Auch Tage nach der schrecklichen Tat ist es im sonst so beschaulichen Duisburg-Rahm das Gesprächsthema Nummer eins: Ein Ehemann erschießt seine Frau am Freitagabend in der gemeinsamen Wohnung. Dann richtet er die Waffe gegen sich selbst. Nun kommt heraus: Die Polizei war in der Woche vor der Tat zweimal an dem Mehrfamilienhaus an der Straße Am Weidengraben vor Ort.

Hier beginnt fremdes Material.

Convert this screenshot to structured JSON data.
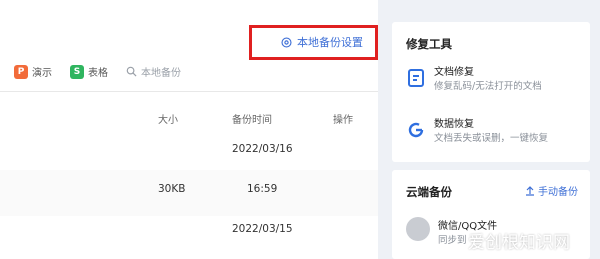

Der 68-Jährige hatte einer Verwandten per SMS angekündigt, seine Frau ermorden zu wollen. Als diese ihn daraufhin nicht erreichen konnte, verständigte sie die Polizei. Die Tat konnte sie so nicht verhindern, wie sich im Laufe des Einsatzes herausstellen sollte. In der Wohnung des Ehepaares wurden am Abend nur noch die beiden leblosen Körper gefunden.

Bereits am Freitagnachmittag wurden Straßen in Duisburg-Rahm von der Polizei gesperrt.
Bereits am Freitagnachmittag wurden Straßen in Duisburg-Rahm von der Polizei gesperrt. © Katja Burgsmüller

„Weil bei dem Mann Waffenbesitz bekannt war, wurde auch sofort das SEK alarmiert“, erklärte die Staatsanwältin die ungewöhnlich schnelle Eskalation am Freitagabend. Mehrere Straßen wurden gesperrt, alles für einen Großeinsatz vorbereitet.

Aber war nur der Waffenbesitz Grund für den Großeinsatz der Polizei? Was war über die Gewaltbereitschaft des Ehemannes bekannt? Hätte man ihm die Waffe im Vorfeld bereits entziehen können?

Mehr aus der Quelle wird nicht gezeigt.